The new HearingSuccess portal can be accessed at www.HearingSuccess.com. Available for hearing aid users in English only at this time.

* available in coming weeks

References

  1. Olson, A.D. (2015). Options for auditory training for adults with hearing loss. Seminars in Hearing, 36(4):284–295.
  2. Ferguson, M., & Henshaw, H. (2015, November). How does auditory training work? Joined-up thinking and listening. Seminars in Hearing, 36(4), 237-249.
  3. Anderson, S., & Kraus, N. (2013). Auditory training: Evidence for neural plasticity in older adults. Perspectives on hearing and hearing disorders.
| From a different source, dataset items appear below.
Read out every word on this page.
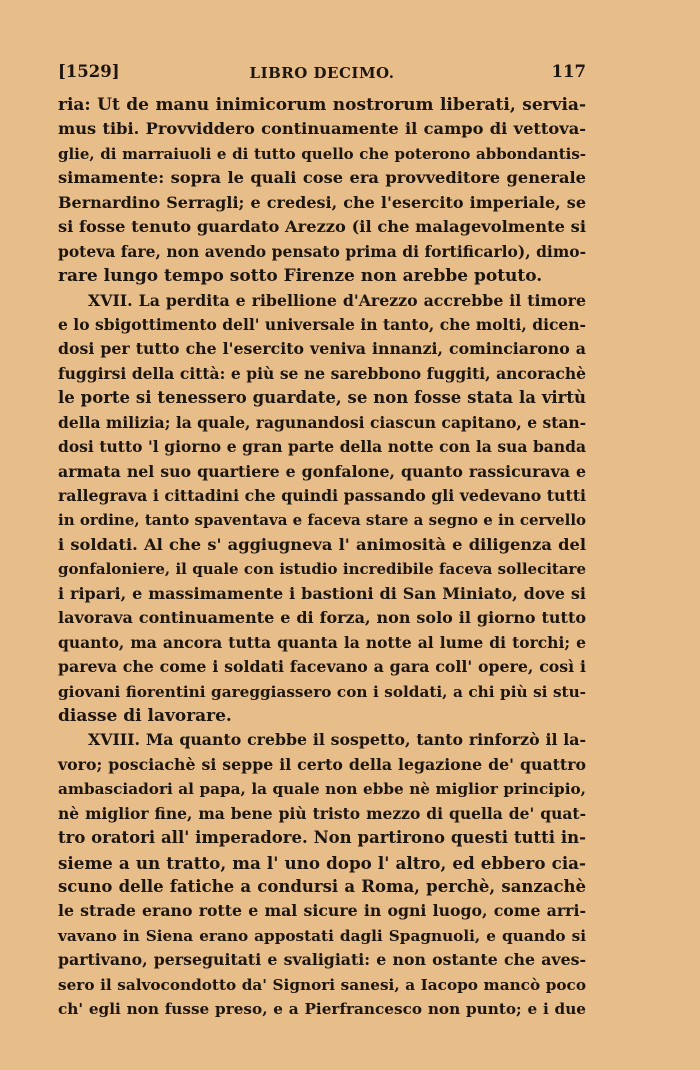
[1529]	LIBRO DECIMO.	117
ria: Ut de manu inimicorum nostrorum liberati, servia-
mus tibi. Provviddero continuamente il campo di vettova-
glie, di marraiuoli e di tutto quello che poterono abbondantis-
simamente: sopra le quali cose era provveditore generale
Bernardino Serragli; e credesi, che l'esercito imperiale, se
si fosse tenuto guardato Arezzo (il che malagevolmente si
poteva fare, non avendo pensato prima di fortificarlo), dimo-
rare lungo tempo sotto Firenze non arebbe potuto.
XVII. La perdita e ribellione d'Arezzo accrebbe il timore
e lo sbigottimento dell' universale in tanto, che molti, dicen-
dosi per tutto che l'esercito veniva innanzi, cominciarono a
fuggirsi della città: e più se ne sarebbono fuggiti, ancorachè
le porte si tenessero guardate, se non fosse stata la virtù
della milizia; la quale, ragunandosi ciascun capitano, e stan-
dosi tutto 'l giorno e gran parte della notte con la sua banda
armata nel suo quartiere e gonfalone, quanto rassicurava e
rallegrava i cittadini che quindi passando gli vedevano tutti
in ordine, tanto spaventava e faceva stare a segno e in cervello
i soldati. Al che s' aggiugneva l' animosità e diligenza del
gonfaloniere, il quale con istudio incredibile faceva sollecitare
i ripari, e massimamente i bastioni di San Miniato, dove si
lavorava continuamente e di forza, non solo il giorno tutto
quanto, ma ancora tutta quanta la notte al lume di torchi; e
pareva che come i soldati facevano a gara coll' opere, così i
giovani fiorentini gareggiassero con i soldati, a chi più si stu-
diasse di lavorare.
XVIII. Ma quanto crebbe il sospetto, tanto rinforzò il la-
voro; posciachè si seppe il certo della legazione de' quattro
ambasciadori al papa, la quale non ebbe nè miglior principio,
nè miglior fine, ma bene più tristo mezzo di quella de' quat-
tro oratori all' imperadore. Non partirono questi tutti in-
sieme a un tratto, ma l' uno dopo l' altro, ed ebbero cia-
scuno delle fatiche a condursi a Roma, perchè, sanzachè
le strade erano rotte e mal sicure in ogni luogo, come arri-
vavano in Siena erano appostati dagli Spagnuoli, e quando si
partivano, perseguitati e svaligiati: e non ostante che aves-
sero il salvocondotto da' Signori sanesi, a Iacopo mancò poco
ch' egli non fusse preso, e a Pierfrancesco non punto; e i due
Research and Research Diagnostics; 17, 37–57.
  4. Beck, D.L., Flexer, C. (2011) Listening is where hearing meets brain…in children and adults. Hearing Review, 18(2):30-35
  5. Ferguson, M., & Henshaw, H. (2015, November). How does auditory training work? Joined-up thinking and listening. Seminars in Hearing, 36(4), 237-249.
  6. Anderson, S., & Kraus, N. (2013). Auditory Training: Evidence for Neural Plasticity in Older Adults. Perspectives on hearing and hearing disorders. Research and Research Diagnostics, 17, 37–57.
  7. Cardemil, F., Aguayo, L., & Fuente, A. (2014). Auditory rehabilitation programmes for adults: what do we know about their effectiveness? Acta Otorrinolaringologica (English Edition), 65(4), 249-257.
  8. Malmberg, M., Lunner, T., Kähäri K, & Andersson, G. (2017). Evaluating the short-term and long-term effects of an internet-based aural rehabilitation programme for hearing aid users in general clinical practice: a randomised controlled trial. Bmj Open.
  9. Cullington, H., Kitterick, P., DeBold, L., Weal, M., Clarke, N., Newberry, E., & Aubert, L. (2016). Personalised long-term follow-up of cochlear implant patients using remote care, compared with those on the standard care pathway: study protocol for a feasibility randomised controlled trial. BMJ open, 6(5).